Diploma programs require between 70-120 credit hours of coursework. In addition, students participate in clinical courses in healthcare settings where they observe and participate in radiographic procedures. Typical courses include:
- Introduction to radiography theories
- Radiographic procedures
- Radiographic imaging
- Radiographic equipment
- Radiographic pathology
Popular Career Choices
Students who complete a diploma program in diagnostic radiology are prepared to sit for certification exams to become certified radiologic technologists. Most technologists work in hospitals. Others are employed by diagnostic laboratories, physicians' offices or outpatient care clinics. Job titles include:
- X-ray technician
- Radiologic technologist
- Radiologic technician
Licensing, Certification and Continuing Education
While requirements vary by state, at least 40 states require licensing for those working in diagnostic radiology, according to the U.S. Bureau of Labor Statistics (BLS), www.bls.gov. Many states use the certification exam administered by the American Registry of Radiologic Technologists (ARRT), www.arrt.org, for their licensing. To be eligible for ARRT certification, students must complete an accredited training program. Radiologic technologists are required to complete continuing education hours to maintain certification.

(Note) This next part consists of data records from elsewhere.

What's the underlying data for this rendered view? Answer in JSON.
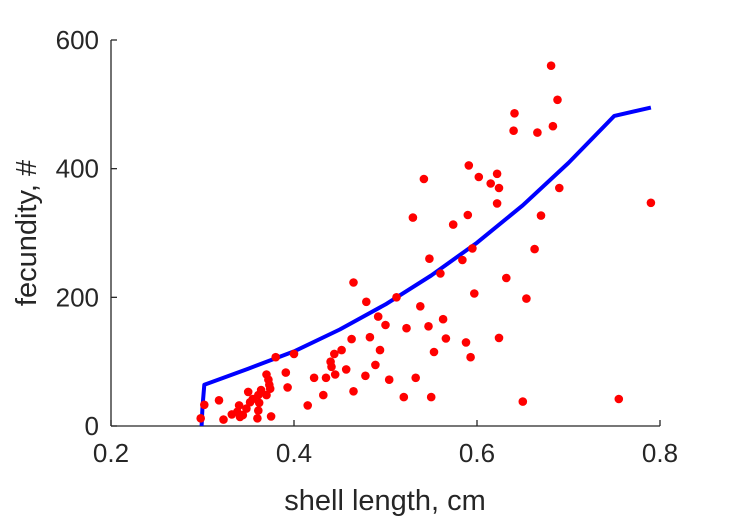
{
  "chart_data": {
    "type": "scatter",
    "xlabel": "shell length, cm",
    "ylabel": "fecundity, #",
    "xlim": [
      0.2,
      0.8
    ],
    "ylim": [
      0,
      600
    ],
    "xticks": [
      0.2,
      0.4,
      0.6,
      0.8
    ],
    "xtick_labels": [
      "0.2",
      "0.4",
      "0.6",
      "0.8"
    ],
    "yticks": [
      0,
      200,
      400,
      600
    ],
    "ytick_labels": [
      "0",
      "200",
      "400",
      "600"
    ],
    "grid": false,
    "box": "left-bottom axes only",
    "colors": {
      "points": "#ff0000",
      "fit": "#0000ff",
      "axis": "#262626"
    },
    "series": [
      {
        "kind": "points",
        "points": [
          [
            0.298,
            12
          ],
          [
            0.302,
            33
          ],
          [
            0.318,
            40
          ],
          [
            0.323,
            10
          ],
          [
            0.332,
            18
          ],
          [
            0.338,
            22
          ],
          [
            0.34,
            32
          ],
          [
            0.341,
            14
          ],
          [
            0.344,
            17
          ],
          [
            0.348,
            27
          ],
          [
            0.35,
            53
          ],
          [
            0.352,
            37
          ],
          [
            0.355,
            42
          ],
          [
            0.36,
            12
          ],
          [
            0.361,
            24
          ],
          [
            0.361,
            48
          ],
          [
            0.362,
            36
          ],
          [
            0.364,
            56
          ],
          [
            0.37,
            48
          ],
          [
            0.37,
            80
          ],
          [
            0.372,
            72
          ],
          [
            0.373,
            64
          ],
          [
            0.374,
            58
          ],
          [
            0.375,
            15
          ],
          [
            0.38,
            107
          ],
          [
            0.391,
            83
          ],
          [
            0.393,
            60
          ],
          [
            0.4,
            112
          ],
          [
            0.415,
            32
          ],
          [
            0.422,
            75
          ],
          [
            0.432,
            48
          ],
          [
            0.435,
            75
          ],
          [
            0.44,
            100
          ],
          [
            0.441,
            92
          ],
          [
            0.444,
            112
          ],
          [
            0.445,
            80
          ],
          [
            0.452,
            118
          ],
          [
            0.457,
            88
          ],
          [
            0.463,
            135
          ],
          [
            0.465,
            223
          ],
          [
            0.465,
            54
          ],
          [
            0.478,
            78
          ],
          [
            0.479,
            193
          ],
          [
            0.483,
            138
          ],
          [
            0.489,
            95
          ],
          [
            0.492,
            170
          ],
          [
            0.494,
            118
          ],
          [
            0.5,
            157
          ],
          [
            0.504,
            72
          ],
          [
            0.512,
            200
          ],
          [
            0.52,
            45
          ],
          [
            0.523,
            152
          ],
          [
            0.53,
            324
          ],
          [
            0.533,
            75
          ],
          [
            0.538,
            186
          ],
          [
            0.542,
            384
          ],
          [
            0.547,
            155
          ],
          [
            0.548,
            260
          ],
          [
            0.55,
            45
          ],
          [
            0.553,
            115
          ],
          [
            0.56,
            237
          ],
          [
            0.563,
            166
          ],
          [
            0.566,
            136
          ],
          [
            0.574,
            313
          ],
          [
            0.584,
            258
          ],
          [
            0.588,
            130
          ],
          [
            0.59,
            328
          ],
          [
            0.591,
            405
          ],
          [
            0.593,
            107
          ],
          [
            0.595,
            276
          ],
          [
            0.597,
            206
          ],
          [
            0.602,
            387
          ],
          [
            0.615,
            377
          ],
          [
            0.622,
            346
          ],
          [
            0.622,
            392
          ],
          [
            0.624,
            370
          ],
          [
            0.624,
            137
          ],
          [
            0.632,
            230
          ],
          [
            0.64,
            459
          ],
          [
            0.641,
            486
          ],
          [
            0.65,
            38
          ],
          [
            0.654,
            198
          ],
          [
            0.663,
            275
          ],
          [
            0.666,
            456
          ],
          [
            0.67,
            327
          ],
          [
            0.681,
            560
          ],
          [
            0.683,
            466
          ],
          [
            0.688,
            507
          ],
          [
            0.69,
            370
          ],
          [
            0.755,
            42
          ],
          [
            0.79,
            347
          ]
        ]
      },
      {
        "kind": "fit-line",
        "points": [
          [
            0.299,
            0
          ],
          [
            0.3,
            30
          ],
          [
            0.302,
            64
          ],
          [
            0.35,
            89
          ],
          [
            0.4,
            116
          ],
          [
            0.45,
            150
          ],
          [
            0.5,
            189
          ],
          [
            0.55,
            234
          ],
          [
            0.6,
            285
          ],
          [
            0.65,
            343
          ],
          [
            0.7,
            409
          ],
          [
            0.75,
            482
          ],
          [
            0.79,
            495
          ]
        ]
      }
    ]
  }
}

Certificates in Diagnostic Radiology
Certificate programs in diagnostic radiology are generally designed for practicing radiologic technologists who wish to specialize in an area such as computed tomography (CT) or magnetic resonance imaging (MRI). These programs focus on the skills needed to operate specialized equipment used for these technologies.
Certificate programs that are designed for practicing radiologic technologists may require applicants to be currently enrolled in or have previously completed a diagnostic radiology program. Previous coursework in chemistry and biology may also be required.
Certificate programs require between 25-30 credits hours of coursework. Curriculum includes clinical experiences where students receive hands-on training observing and operating imaging equipment. Coursework includes:
- Sectional anatomy
- Imaging procedures
- Clinical experience
Employment Outlook and Salary Information
Employment for radiologic technologists is expected to grow at a faster than average rate during the period between 2010 and 2020, according to the BLS (www.bls.gov). Median wages were $54,620 annually as of May 2012.
Continuing Education and Advancement
With experience, radiologic technologists may advance into management or supervisory positions. With additional education, technologists can become radiologist assistants.